Zoë examinó a los demás.

—Cuatro mestizos y un sátiro, mi señora.

—Sí, ya lo veo —dijo la chica más joven, la del pelo castaño rojizo—. Unos cuantos campistas de Quirón.

—¡Annabeth! —grité—. ¡Hemos de ir a salvarla!

La chica se volvió hacia mí.

—Lo siento, Percy Jackson. No podemos hacer nada por ella...

Traté de incorporarme, pero un par de cazadoras me mantenían sujeto en el suelo.

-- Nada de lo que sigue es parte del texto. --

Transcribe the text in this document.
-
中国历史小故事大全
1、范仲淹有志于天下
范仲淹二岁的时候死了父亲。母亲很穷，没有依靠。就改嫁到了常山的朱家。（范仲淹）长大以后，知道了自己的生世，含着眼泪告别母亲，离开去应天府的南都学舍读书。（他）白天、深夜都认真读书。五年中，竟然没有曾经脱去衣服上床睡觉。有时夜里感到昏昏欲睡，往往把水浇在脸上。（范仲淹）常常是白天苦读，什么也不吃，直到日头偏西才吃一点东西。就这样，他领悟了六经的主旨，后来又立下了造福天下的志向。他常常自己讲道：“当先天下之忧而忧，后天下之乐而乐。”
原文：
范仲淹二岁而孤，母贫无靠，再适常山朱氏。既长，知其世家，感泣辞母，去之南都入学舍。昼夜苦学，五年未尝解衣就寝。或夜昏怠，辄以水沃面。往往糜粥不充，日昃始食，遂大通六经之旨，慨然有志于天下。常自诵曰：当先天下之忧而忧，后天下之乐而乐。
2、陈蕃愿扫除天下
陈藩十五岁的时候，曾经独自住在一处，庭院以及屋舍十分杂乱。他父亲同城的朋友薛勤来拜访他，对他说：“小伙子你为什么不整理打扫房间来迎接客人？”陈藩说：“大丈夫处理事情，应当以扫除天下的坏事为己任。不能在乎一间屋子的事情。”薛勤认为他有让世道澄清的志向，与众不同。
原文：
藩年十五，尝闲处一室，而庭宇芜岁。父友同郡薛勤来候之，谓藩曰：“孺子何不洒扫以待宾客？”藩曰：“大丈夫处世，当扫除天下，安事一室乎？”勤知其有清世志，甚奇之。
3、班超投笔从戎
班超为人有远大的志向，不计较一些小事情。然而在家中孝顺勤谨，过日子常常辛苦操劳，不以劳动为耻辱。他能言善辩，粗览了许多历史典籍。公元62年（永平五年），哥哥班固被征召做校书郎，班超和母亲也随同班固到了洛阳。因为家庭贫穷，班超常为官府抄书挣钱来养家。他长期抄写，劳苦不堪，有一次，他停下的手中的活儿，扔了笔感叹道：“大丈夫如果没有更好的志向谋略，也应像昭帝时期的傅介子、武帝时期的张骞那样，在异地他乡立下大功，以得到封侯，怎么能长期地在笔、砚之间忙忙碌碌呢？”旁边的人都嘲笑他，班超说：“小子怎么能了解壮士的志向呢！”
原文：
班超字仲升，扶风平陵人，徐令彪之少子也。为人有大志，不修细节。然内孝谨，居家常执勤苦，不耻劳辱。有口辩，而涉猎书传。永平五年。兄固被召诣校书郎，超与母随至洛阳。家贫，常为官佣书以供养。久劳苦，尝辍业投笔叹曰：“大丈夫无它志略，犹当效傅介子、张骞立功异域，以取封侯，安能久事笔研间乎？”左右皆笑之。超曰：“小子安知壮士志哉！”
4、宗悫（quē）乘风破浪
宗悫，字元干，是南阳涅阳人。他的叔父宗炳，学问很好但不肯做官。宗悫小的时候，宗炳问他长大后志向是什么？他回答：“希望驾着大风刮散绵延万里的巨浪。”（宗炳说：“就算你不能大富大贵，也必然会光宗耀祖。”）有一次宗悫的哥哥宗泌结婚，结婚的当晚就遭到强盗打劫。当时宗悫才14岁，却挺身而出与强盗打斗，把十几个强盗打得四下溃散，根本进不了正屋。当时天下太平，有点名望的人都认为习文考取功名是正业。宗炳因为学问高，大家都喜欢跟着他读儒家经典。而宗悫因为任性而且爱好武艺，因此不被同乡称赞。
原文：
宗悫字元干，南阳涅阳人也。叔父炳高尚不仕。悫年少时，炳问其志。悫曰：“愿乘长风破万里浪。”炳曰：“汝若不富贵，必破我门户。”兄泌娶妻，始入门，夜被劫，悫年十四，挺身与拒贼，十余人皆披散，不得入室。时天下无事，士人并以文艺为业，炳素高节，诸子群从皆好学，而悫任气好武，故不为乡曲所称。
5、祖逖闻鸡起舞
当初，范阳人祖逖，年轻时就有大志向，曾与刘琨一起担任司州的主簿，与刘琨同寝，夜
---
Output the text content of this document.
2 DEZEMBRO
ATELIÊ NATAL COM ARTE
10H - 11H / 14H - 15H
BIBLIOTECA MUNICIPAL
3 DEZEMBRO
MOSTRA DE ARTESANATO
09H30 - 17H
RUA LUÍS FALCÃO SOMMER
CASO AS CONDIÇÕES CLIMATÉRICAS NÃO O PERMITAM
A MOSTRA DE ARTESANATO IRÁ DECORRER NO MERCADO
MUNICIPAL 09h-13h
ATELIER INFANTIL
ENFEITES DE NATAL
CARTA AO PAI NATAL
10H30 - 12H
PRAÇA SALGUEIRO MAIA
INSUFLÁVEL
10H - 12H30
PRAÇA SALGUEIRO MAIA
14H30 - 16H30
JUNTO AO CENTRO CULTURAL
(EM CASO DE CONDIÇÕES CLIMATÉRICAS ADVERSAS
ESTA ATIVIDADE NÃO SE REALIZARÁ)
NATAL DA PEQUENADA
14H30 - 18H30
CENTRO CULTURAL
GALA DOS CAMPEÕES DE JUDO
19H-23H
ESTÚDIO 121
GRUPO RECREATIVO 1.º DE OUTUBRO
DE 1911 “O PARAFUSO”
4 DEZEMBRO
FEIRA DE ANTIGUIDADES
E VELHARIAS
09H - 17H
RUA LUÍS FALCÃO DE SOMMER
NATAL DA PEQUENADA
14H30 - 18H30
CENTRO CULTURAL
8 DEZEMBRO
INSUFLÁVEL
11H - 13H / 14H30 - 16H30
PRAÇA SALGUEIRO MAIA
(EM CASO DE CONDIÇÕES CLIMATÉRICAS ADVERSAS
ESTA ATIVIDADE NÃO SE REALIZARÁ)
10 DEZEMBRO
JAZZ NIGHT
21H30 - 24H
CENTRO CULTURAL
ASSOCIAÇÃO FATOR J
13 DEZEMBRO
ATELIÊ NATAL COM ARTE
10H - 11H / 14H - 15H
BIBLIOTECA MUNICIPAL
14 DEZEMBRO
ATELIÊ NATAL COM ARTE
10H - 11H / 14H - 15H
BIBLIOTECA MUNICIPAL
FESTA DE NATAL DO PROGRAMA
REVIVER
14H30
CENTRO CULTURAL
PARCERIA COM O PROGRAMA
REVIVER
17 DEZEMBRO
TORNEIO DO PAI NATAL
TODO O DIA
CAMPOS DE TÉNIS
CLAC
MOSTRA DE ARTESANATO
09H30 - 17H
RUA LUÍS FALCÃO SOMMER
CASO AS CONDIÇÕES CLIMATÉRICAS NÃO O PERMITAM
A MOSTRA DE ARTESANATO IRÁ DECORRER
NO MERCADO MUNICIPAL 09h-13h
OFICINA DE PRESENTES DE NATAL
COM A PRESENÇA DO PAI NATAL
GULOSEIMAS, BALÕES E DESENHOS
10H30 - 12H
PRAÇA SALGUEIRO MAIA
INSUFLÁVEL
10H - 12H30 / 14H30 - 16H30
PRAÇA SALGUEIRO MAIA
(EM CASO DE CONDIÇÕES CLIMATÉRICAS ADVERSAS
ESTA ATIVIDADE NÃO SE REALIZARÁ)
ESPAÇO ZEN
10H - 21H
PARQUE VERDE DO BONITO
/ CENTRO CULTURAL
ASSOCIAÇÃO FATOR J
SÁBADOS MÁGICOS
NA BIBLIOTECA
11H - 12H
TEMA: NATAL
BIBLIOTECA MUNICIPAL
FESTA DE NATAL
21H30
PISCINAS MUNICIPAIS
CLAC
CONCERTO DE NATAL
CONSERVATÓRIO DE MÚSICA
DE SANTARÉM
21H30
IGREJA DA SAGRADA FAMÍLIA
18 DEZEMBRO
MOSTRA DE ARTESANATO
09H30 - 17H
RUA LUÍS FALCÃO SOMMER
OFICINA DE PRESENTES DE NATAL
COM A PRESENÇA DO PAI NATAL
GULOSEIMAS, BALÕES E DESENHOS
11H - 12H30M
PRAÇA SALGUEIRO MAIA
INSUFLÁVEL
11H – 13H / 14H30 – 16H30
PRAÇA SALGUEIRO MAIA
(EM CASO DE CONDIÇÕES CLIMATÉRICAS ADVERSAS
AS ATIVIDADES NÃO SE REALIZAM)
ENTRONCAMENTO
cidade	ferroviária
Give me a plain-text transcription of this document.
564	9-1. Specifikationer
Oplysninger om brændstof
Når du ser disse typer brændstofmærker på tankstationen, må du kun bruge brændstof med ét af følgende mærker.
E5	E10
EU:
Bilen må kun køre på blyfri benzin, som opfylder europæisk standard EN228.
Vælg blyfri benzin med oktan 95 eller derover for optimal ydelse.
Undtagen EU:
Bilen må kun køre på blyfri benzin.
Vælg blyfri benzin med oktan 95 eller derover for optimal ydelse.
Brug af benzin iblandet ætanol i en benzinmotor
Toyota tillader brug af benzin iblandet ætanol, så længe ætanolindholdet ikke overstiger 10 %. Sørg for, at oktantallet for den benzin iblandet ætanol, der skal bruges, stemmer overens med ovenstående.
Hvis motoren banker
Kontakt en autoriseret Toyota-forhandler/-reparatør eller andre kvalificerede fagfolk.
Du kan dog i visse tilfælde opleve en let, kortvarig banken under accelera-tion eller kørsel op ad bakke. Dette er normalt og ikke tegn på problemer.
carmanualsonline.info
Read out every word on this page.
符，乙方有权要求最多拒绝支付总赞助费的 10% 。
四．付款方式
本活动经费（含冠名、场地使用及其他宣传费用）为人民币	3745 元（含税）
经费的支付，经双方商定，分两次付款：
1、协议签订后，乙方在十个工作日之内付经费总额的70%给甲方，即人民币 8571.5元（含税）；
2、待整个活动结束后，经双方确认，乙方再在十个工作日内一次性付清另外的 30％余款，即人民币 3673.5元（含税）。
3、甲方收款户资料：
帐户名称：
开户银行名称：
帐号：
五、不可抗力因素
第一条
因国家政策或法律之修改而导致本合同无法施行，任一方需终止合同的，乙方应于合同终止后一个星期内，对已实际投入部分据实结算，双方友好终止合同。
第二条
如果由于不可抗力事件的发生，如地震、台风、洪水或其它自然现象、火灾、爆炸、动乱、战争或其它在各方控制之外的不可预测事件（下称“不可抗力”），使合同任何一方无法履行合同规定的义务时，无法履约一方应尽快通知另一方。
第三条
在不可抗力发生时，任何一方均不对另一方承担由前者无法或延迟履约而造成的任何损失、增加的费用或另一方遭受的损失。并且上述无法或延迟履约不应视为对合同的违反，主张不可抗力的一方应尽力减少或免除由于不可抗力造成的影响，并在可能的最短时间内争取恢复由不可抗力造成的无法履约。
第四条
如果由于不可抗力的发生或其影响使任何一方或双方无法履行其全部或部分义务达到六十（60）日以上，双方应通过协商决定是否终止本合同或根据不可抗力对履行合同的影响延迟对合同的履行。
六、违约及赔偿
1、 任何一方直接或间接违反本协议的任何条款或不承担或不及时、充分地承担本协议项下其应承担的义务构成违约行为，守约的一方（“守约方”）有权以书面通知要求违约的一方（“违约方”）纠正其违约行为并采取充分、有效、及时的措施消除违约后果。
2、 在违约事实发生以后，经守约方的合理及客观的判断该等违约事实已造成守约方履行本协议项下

—... y tú no estás en condiciones de lanzarte por el acantilado.

—¡Déjame ir! —exigí—. ¿Quién te has creído que eres?

Zoë se adelantó como si fuese a abofetearme.

—No —la detuvo, cortante—. No es falta de respeto, Zoë. Sólo está muy alterado. No comprende. —Y me miró con unos ojos más fríos y brillantes que la luna en invierno—. Yo soy Artemisa —anunció—, diosa de la caza.